Have you been hoarding a green product idea? Now’s the time to share it.

The Small Business Development Center for Enterprise Excellence in Fort Worth and the Texas Manufacturing Assistance Center are hosting a competition called Greenovation. Organizers are offering $10,000 in prizes for the best original green idea and want to help bring the winning product to market. The contest is open to participants in Dallas, Tarrant, Collin, Denton and Johnson counties. Deadline to enter is Oct. 14.
    

 

Tom Pryor is the director of the SBDCEE, a partnership of the U.S. Small Business Administration, the state of Texas and the University of Texas at Arlington.  He said the main objective of the contest is to take the best green ideas and put them in the marketplace.  “This is not just a grandiose science fair, we want to make the inventor money as well as have a positive impact.”

Year-round, SBDCEE offers consulting to new or existing small businesses in 49 counties in North Texas. The Fort Worth center is one of only five SBDC specialty offices in the country that focus on what’s known as the triple bottom line -- profit, planet and people -- and the center’s clientele is growing. “Because of the high unemployment rate, I’ve seen a significant increase in entrepreneurs,” said Pryor

In his workshop for pioneering business owners called Riches in Niches, Pryor touts his business theory in another rhyme: “If you’re not unique, you better be cheap.”  “A lot of people think of niche as meaning small but it’s a vacancy in the marketplace,” said Pryor. “Green is one way to make yourself unique.”

He describes one client, a civil engineer.  “That’s not unique. But he has a real passion to be a green civil engineer, that’s a niche.”  Pryor’s said his clients come from a variety of industries and range from a woman opening a green line of cosmetics to some former Texas Instruments engineers who’ve created an LED bulb to replace the tube-shaped fluorescent bulbs commonly used in overhead lighting.

The center is also working with the leaders behind the Energy and Resources Technology Hub - North Texas  an innovative 1,000-acre green development north of Fort Worth, designed for sustainable businesses and residences that aims to be energy neutral. [See earthnt.org.]   This is only the first year for the North Texas Greenovation competition but Pryor hopes that the winner will be one of the businesses who will eventually manufacture their product in the EARTH-NT development. 

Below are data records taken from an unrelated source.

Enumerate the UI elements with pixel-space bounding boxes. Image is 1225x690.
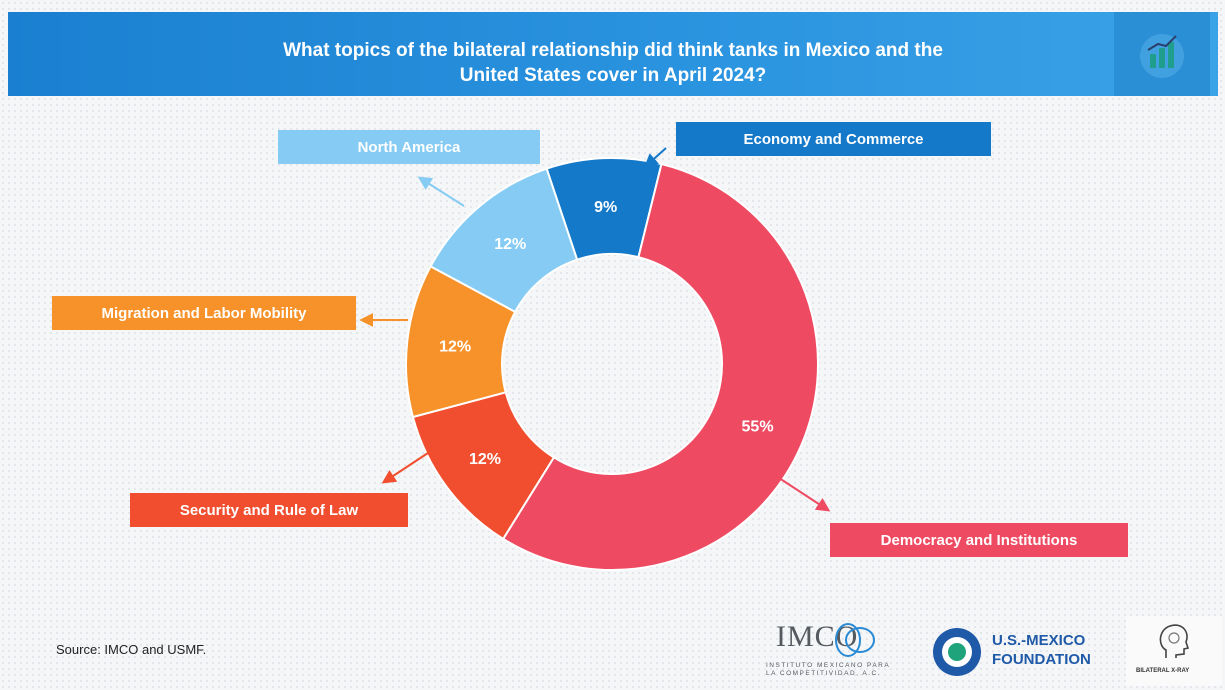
usmf-line2: FOUNDATION [992,651,1091,668]
category-label-migration-and-labor-mobility: Migration and Labor Mobility [52,296,356,330]
leader-arrow [381,448,435,484]
category-label-north-america: North America [278,130,540,164]
slice-value-label: 12% [469,451,501,468]
category-label-democracy-and-institutions: Democracy and Institutions [830,523,1128,557]
slice-north-america [429,167,579,314]
chart-title-line1: What topics of the bilateral relationshi… [283,40,943,61]
category-label-security-and-rule-of-law: Security and Rule of Law [130,493,408,527]
head-profile-icon [1159,624,1190,658]
imco-logo: IMCO INSTITUTO MEXICANO PARA LA COMPETIT… [760,618,900,682]
usmf-wordmark: U.S.-MEXICO FOUNDATION [992,631,1091,669]
bilateral-xray-text: BILATERAL X-RAY [1136,668,1190,674]
slice-value-label: 9% [594,199,617,216]
usmf-line1: U.S.-MEXICO [992,632,1086,649]
imco-subtitle: INSTITUTO MEXICANO PARA LA COMPETITIVIDA… [766,662,890,678]
leader-arrow [417,176,465,207]
slice-democracy-and-institutions [501,162,819,571]
source-note: Source: IMCO and USMF. [56,642,207,657]
usmf-logo: U.S.-MEXICO FOUNDATION [930,625,1120,679]
imco-subtitle-line2: LA COMPETITIVIDAD, A.C. [766,670,882,677]
usmf-emblem-icon [933,628,981,676]
header-banner: What topics of the bilateral relationshi… [8,12,1218,96]
slice-value-label: 55% [742,418,774,435]
chart-title: What topics of the bilateral relationshi… [128,38,1098,88]
bar-chart-logo-icon [1114,12,1210,96]
imco-rings-icon [835,623,875,657]
imco-subtitle-line1: INSTITUTO MEXICANO PARA [766,662,891,669]
leader-arrow [643,147,667,168]
chart-title-line2: United States cover in April 2024? [459,65,767,86]
leader-arrow [775,475,831,512]
category-label-economy-and-commerce: Economy and Commerce [676,122,991,156]
bilateral-xray-logo: BILATERAL X-RAY [1126,616,1222,686]
slice-value-label: 12% [439,339,471,356]
slice-value-label: 12% [494,236,526,253]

Pryor said he’s promoted the contest to local school districts and colleges and is expecting entries from both TCU and UTA students.   In addition to promoting green ideas and create jobs, he wants to increase the status of inventors and scientists in the community, especially in the eyes of youth.  “We’ve got to promote these professions in the public schools. Otherwise we’re going to dry them up just like we’re drying up our water resources.”